Rufus: Well, I don’t really particularly like it. I think that it is an irresponsible place for ministers, to use to promote their ministries, simply because one page [can] lead to ungodly pages. And certainly, you can’t control what people do, but you can control what you do and myspace is the type of place where you have kind of limited control. Even though you have what they call ‘friends’, the problem is you can’t control what friends your friends have. So, I don’t want to be responsible for any teenager or young person finding any type of sexually explicit pages starting with my page.
Ed: Wow! That’s really commendable. You don’t hear that too much at all. Now if anybody missed out on your last CD, “No Compromise” is there a way that someone can get a copy?
Ed: Do you have any plans to tour in support of the new CD?
Rufus: I don’t actually have a tour planned---like a traditional tour---but I am planning some concert dates here in California, as well as what I call ministry outreach dates in Ohio. Probably Cleveland, Cincinnati and maybe Columbus. So, we are working to put those together as we speak.

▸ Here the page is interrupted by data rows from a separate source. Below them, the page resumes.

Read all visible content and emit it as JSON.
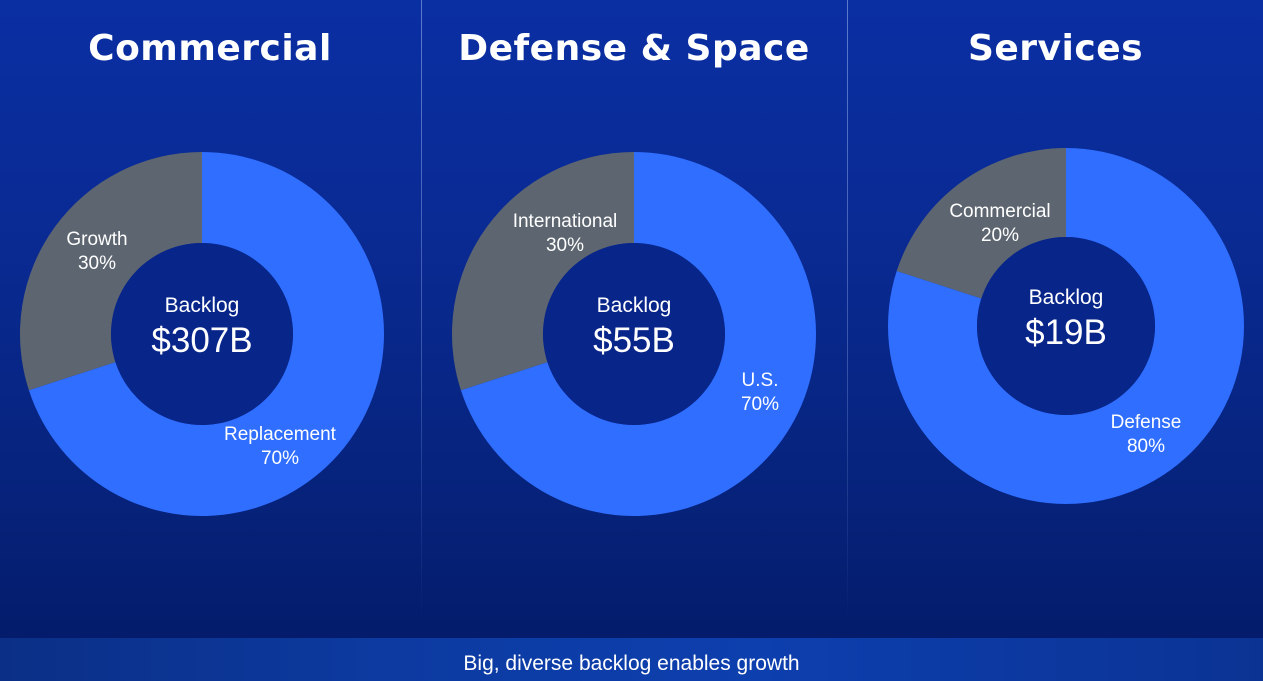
{
  "colors": {
    "primary_slice": "#2f6eff",
    "secondary_slice": "#5d6670",
    "hole": "#08258a"
  },
  "footer": {
    "text": "Big, diverse backlog enables growth"
  },
  "chart_data": [
    {
      "type": "pie",
      "title": "Commercial",
      "center_label": "Backlog",
      "center_value": "$307B",
      "slices": [
        {
          "label": "Replacement",
          "value": 70,
          "value_label": "70%",
          "color": "#2f6eff"
        },
        {
          "label": "Growth",
          "value": 30,
          "value_label": "30%",
          "color": "#5d6670"
        }
      ]
    },
    {
      "type": "pie",
      "title": "Defense & Space",
      "center_label": "Backlog",
      "center_value": "$55B",
      "slices": [
        {
          "label": "U.S.",
          "value": 70,
          "value_label": "70%",
          "color": "#2f6eff"
        },
        {
          "label": "International",
          "value": 30,
          "value_label": "30%",
          "color": "#5d6670"
        }
      ]
    },
    {
      "type": "pie",
      "title": "Services",
      "center_label": "Backlog",
      "center_value": "$19B",
      "slices": [
        {
          "label": "Defense",
          "value": 80,
          "value_label": "80%",
          "color": "#2f6eff"
        },
        {
          "label": "Commercial",
          "value": 20,
          "value_label": "20%",
          "color": "#5d6670"
        }
      ]
    }
  ]
}
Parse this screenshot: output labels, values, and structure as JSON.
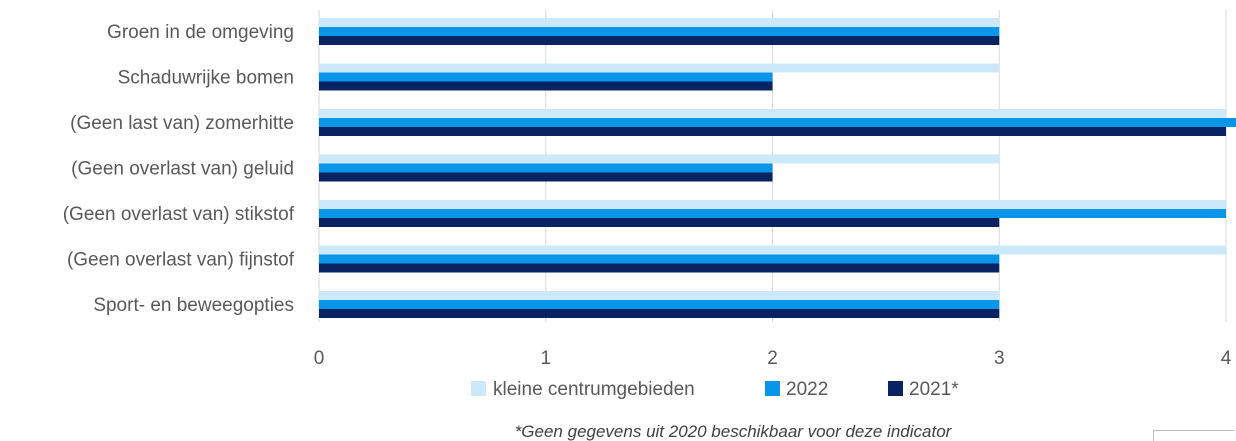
{
  "chart_data": {
    "type": "bar",
    "orientation": "horizontal",
    "categories": [
      "Groen in de omgeving",
      "Schaduwrijke bomen",
      "(Geen last van) zomerhitte",
      "(Geen overlast van) geluid",
      "(Geen overlast van) stikstof",
      "(Geen overlast van) fijnstof",
      "Sport- en beweegopties"
    ],
    "series": [
      {
        "name": "kleine centrumgebieden",
        "color": "#cce9fb",
        "values": [
          3,
          3,
          4,
          3,
          4,
          4,
          3
        ]
      },
      {
        "name": "2022",
        "color": "#0a96e8",
        "values": [
          3,
          2,
          4.05,
          2,
          4,
          3,
          3
        ]
      },
      {
        "name": "2021*",
        "color": "#0a2463",
        "values": [
          3,
          2,
          4,
          2,
          3,
          3,
          3
        ]
      }
    ],
    "xlim": [
      0,
      4
    ],
    "xticks": [
      "0",
      "1",
      "2",
      "3",
      "4"
    ],
    "grid": true,
    "legend_position": "bottom",
    "footnote": "*Geen gegevens uit 2020 beschikbaar voor deze indicator"
  }
}
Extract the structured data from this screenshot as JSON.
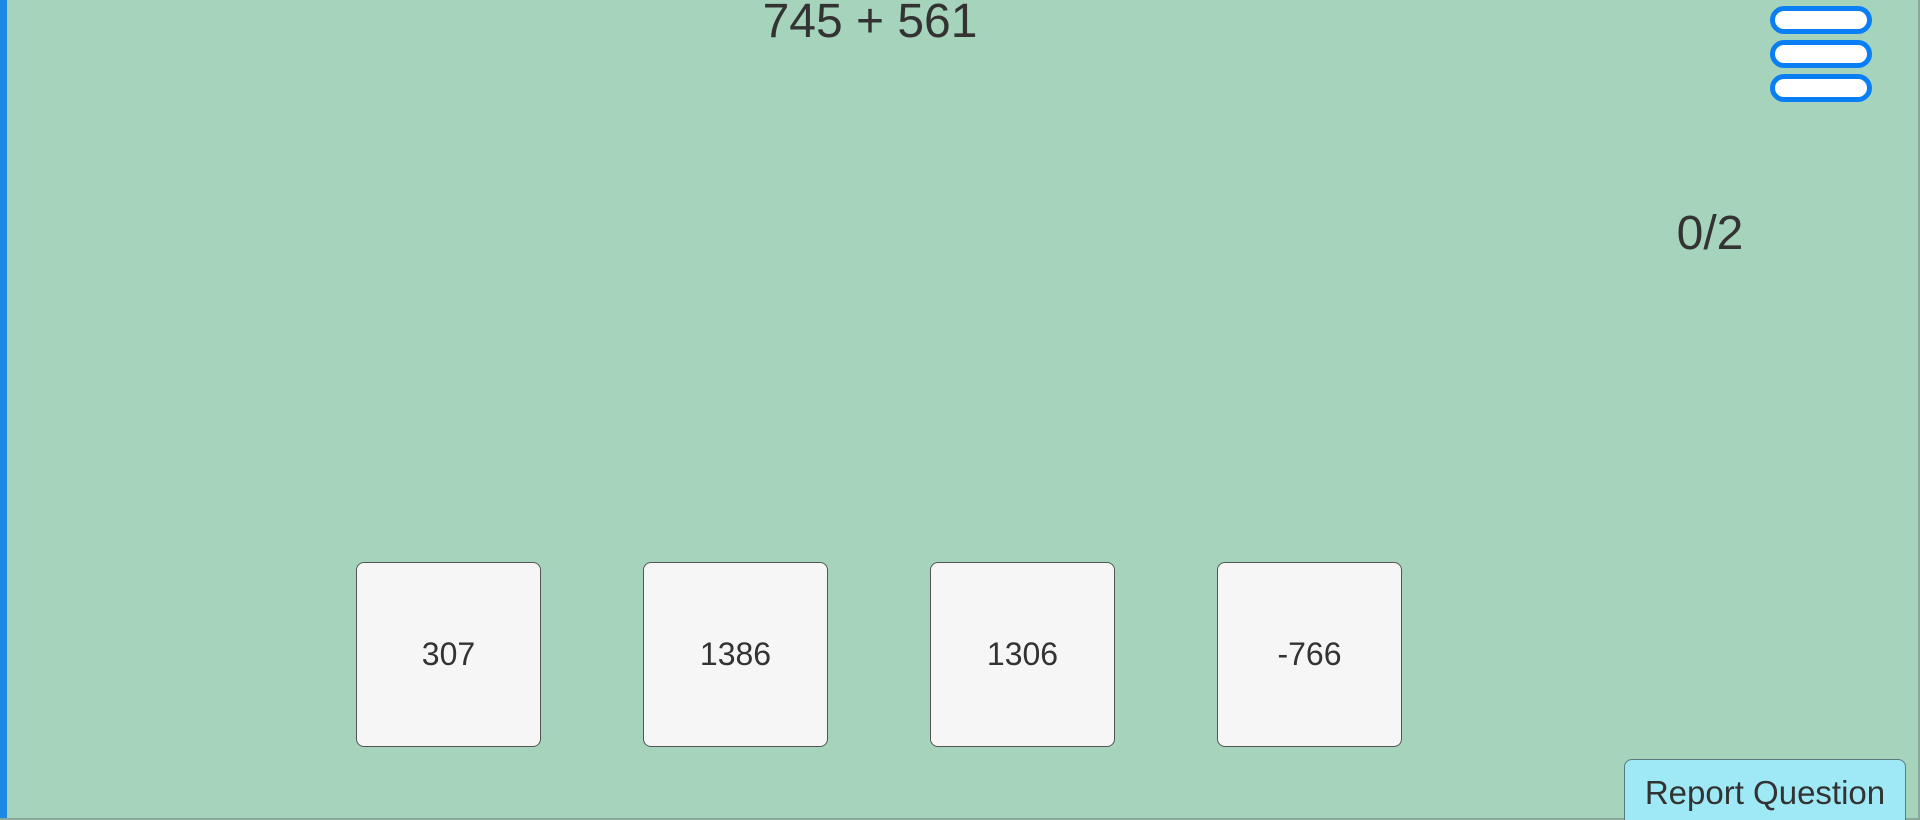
{
  "question": {
    "text": "745 + 561"
  },
  "score": {
    "text": "0/2"
  },
  "answers": [
    {
      "label": "307"
    },
    {
      "label": "1386"
    },
    {
      "label": "1306"
    },
    {
      "label": "-766"
    }
  ],
  "report_button": {
    "label": "Report Question"
  },
  "colors": {
    "background": "#a6d3bc",
    "menu_accent": "#0a7ff5",
    "report_button": "#9fe9f6",
    "answer_tile": "#f6f6f6",
    "left_edge": "#1e88e5"
  },
  "icons": {
    "menu": "hamburger-menu-icon"
  }
}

Ed: What advice would you give to someone who wants to be a recording artist?
Rufus: A couple of things: I would just simply say first, make sure that it’s the direction God is leading you [into]. Second, prepare yourself in the area He has called you [to] whether it’s production, singing, or ministry. And third, if that is the direction that God has called you, know that it’s ministry and not artistry. While I understand that it is popular but that’s what the world does. The world has artists. God has ministers.
Ed: What do you mean when you say artistry?
Rufus: Well, the world calls them artists and simply the focus…when you are dealing with artists, while being artistically creative, is not wrong. What happens is, in becoming an artist it brings focus and attention to you, whereas a minister brings direct attention to Jesus Christ.
Ed: What would you like the people to know about you that they might not know?
Rufus: Yeah! I want the people to know that I’m black, I’m from Ohio, I love Jesus and please support our album. We are independent and [with] the money we get…we support our prison ministry called, ‘You Are Not Forgotten’. With this prison ministry, we basically send off free CD’s to prisoners who are incarcerated just as a means of hope: a seed of hope in life, to encourage them and let them know that God has not forgotten them just because they are behind bars.
Ed: Thanks for your time!
Rufus: Yeah, man. We finally did it. Talk to you soon.